Diálogo em Brasília para Resolver a Sucessão Governamental
O procurador da Assembleia Legislativa do Rio de Janeiro (Alerj), Pedro Ricardo Ferreira Queiroz, desembarcou em Brasília na quarta-feira com uma missão clara: destravar o processo de sucessão no governo fluminense. Ele pretende se reunir com o ministro Cristiano Zanin, relator de um processo no Supremo Tribunal Federal (STF), que se tornou central na atual crise política do estado. A situação se agravou após a condenação do ex-governador Cláudio Castro e a vacância do cargo de vice-governador, criando um vácuo de poder.
Na Alerj, o atual presidente, Douglas Ruas, que assumiu o cargo na sexta-feira passada, expressou seu desejo de assumir o governo. No entanto, ele enfrenta complicações jurídicas significativas, pois o STF mantém uma liminar que garante ao desembargador Ricardo Couto a permanência interina no Palácio Guanabara. Nos bastidores, a expectativa é de que as tentativas de diálogo tenham chances limitadas de sucesso.
Impasse na Linha Sucessória
O contexto político do Rio de Janeiro se complica ainda mais com a decisão do STF, que determinou que o desembargador Ricardo Couto permanece à frente do governo enquanto o tribunal não conclui o julgamento do caso. A situação se torna mais delicada com a saída do vice-governador Thiago Pampolha, que deixou seu cargo para assumir uma posição no Tribunal de Contas do Estado (TCE).

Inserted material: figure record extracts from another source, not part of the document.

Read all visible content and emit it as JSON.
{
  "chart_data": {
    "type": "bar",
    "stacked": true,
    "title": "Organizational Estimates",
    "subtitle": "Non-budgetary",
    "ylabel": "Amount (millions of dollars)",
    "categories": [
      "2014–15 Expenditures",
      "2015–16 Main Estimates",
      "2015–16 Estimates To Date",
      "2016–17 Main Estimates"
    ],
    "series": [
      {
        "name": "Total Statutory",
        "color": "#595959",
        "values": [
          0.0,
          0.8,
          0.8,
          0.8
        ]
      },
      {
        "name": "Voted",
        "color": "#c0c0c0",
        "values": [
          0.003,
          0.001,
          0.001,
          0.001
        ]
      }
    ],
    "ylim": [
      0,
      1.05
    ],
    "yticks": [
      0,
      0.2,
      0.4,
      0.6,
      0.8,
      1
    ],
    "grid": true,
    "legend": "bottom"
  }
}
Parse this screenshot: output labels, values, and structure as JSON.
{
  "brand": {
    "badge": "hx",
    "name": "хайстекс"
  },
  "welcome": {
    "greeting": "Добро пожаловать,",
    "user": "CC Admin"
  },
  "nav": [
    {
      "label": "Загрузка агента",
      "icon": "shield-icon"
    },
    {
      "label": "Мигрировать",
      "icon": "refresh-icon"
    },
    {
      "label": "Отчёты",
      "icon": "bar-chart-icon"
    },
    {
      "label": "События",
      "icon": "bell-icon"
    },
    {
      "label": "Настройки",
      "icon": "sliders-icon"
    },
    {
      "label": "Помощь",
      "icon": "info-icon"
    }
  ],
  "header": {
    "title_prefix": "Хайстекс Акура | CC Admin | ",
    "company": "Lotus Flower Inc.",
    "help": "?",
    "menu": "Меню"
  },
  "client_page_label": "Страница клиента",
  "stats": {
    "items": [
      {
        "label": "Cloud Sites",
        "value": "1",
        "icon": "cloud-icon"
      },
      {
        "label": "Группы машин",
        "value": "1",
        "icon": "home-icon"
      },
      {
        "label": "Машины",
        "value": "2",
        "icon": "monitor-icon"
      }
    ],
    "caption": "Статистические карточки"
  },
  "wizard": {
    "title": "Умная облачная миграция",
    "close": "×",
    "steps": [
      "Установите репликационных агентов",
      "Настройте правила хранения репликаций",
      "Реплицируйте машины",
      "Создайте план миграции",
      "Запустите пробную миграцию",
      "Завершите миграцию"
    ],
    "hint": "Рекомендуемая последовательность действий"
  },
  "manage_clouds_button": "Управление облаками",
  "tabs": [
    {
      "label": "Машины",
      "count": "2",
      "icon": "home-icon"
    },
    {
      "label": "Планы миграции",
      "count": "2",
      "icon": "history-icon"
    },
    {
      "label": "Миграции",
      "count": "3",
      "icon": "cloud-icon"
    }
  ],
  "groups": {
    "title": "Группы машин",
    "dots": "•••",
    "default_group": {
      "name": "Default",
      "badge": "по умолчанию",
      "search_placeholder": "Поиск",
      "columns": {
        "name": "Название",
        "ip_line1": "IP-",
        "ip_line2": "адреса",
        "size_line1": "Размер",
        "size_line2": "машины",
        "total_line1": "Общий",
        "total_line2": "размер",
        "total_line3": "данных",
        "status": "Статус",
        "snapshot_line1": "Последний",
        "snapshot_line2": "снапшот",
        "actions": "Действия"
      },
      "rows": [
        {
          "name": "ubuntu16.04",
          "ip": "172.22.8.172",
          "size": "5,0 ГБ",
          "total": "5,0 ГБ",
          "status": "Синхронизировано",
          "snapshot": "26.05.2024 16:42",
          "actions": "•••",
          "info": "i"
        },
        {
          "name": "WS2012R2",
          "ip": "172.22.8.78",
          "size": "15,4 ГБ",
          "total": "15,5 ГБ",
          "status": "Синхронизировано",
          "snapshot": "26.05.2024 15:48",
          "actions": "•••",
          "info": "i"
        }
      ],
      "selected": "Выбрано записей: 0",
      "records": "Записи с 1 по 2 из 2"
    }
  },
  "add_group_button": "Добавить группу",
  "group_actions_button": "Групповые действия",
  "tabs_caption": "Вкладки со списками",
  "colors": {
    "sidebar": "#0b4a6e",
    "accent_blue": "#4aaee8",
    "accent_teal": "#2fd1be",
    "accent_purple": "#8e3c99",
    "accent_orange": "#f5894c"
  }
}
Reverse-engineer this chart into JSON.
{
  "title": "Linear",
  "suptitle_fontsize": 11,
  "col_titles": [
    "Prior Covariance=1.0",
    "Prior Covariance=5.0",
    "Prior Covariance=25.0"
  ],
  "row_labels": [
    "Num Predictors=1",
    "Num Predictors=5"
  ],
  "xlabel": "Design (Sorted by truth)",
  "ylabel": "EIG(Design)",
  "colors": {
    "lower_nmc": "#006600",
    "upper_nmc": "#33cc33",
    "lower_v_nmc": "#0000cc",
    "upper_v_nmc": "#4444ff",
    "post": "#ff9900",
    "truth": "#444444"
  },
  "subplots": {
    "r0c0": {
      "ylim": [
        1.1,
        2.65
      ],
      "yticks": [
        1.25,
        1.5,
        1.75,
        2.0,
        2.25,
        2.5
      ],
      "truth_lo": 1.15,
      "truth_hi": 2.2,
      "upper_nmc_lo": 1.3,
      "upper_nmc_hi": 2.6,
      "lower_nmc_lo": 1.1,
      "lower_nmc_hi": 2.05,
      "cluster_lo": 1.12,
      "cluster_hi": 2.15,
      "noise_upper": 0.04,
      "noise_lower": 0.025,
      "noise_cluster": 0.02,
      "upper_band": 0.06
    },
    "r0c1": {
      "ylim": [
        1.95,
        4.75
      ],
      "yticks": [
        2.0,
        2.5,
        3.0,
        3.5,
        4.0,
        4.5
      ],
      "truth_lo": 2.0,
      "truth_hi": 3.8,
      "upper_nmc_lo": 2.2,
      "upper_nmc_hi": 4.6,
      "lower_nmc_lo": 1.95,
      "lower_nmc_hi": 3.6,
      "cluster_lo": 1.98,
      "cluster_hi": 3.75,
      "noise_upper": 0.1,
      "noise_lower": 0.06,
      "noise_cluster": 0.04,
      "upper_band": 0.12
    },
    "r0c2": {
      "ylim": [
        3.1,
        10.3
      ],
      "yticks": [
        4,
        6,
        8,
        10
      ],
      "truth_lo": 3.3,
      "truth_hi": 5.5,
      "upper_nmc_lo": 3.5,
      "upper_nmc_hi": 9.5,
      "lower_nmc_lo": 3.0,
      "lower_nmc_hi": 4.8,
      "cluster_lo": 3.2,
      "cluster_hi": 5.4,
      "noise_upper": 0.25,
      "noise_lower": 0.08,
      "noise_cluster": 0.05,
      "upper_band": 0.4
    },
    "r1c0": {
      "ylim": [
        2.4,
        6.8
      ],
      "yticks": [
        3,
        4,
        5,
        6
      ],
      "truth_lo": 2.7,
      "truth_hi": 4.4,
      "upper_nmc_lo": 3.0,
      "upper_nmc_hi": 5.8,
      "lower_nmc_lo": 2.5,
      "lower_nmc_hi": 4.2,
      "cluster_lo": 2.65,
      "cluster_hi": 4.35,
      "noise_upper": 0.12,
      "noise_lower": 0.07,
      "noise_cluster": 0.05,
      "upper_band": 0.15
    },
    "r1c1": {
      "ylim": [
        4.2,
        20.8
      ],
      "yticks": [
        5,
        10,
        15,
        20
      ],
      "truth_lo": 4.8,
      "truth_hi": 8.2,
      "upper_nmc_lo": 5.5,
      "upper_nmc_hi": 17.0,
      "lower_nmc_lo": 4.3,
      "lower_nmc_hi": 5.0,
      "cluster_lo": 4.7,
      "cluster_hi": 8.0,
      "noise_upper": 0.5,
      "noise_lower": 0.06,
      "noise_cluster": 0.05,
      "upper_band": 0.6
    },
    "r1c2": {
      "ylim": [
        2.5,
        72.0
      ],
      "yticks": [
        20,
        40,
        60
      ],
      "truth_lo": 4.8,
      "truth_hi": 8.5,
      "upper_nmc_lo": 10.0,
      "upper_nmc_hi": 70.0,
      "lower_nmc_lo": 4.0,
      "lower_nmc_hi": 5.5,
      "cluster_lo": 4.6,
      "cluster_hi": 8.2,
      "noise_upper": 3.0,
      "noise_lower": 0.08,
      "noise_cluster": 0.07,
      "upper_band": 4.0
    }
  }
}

Com a vacância dupla, o próximo na linha de sucessão seria Douglas Ruas, mas ele também enfrenta a questão de que a Alerj estava sendo presidida interinamente por Guilherme Delaroli, desde a prisão do ex-presidente Rodrigo Bacellar. Essa situação impede a efetivação da presidência no governo estadual.
A Assembleia Legislativa acredita que, após a nova eleição, não deveria haver impedimentos legais para que Ruas assuma o governo. Ainda assim, o Supremo decidiu que a liminar de Zanin permanece até que a apreciação do caso seja concluída, o que significa que Couto continua no comando, ao menos por ora.
Desafios na Comunicação com o STF
Fontes próximas a Zanin informaram que não há previsão de um encontro presencial entre o procurador da Alerj e o ministro. Nos corredores da Alerj, a estratégia do grupo de Ruas é considerada arriscada, com expectativas de que as chances de êxito sejam baixas.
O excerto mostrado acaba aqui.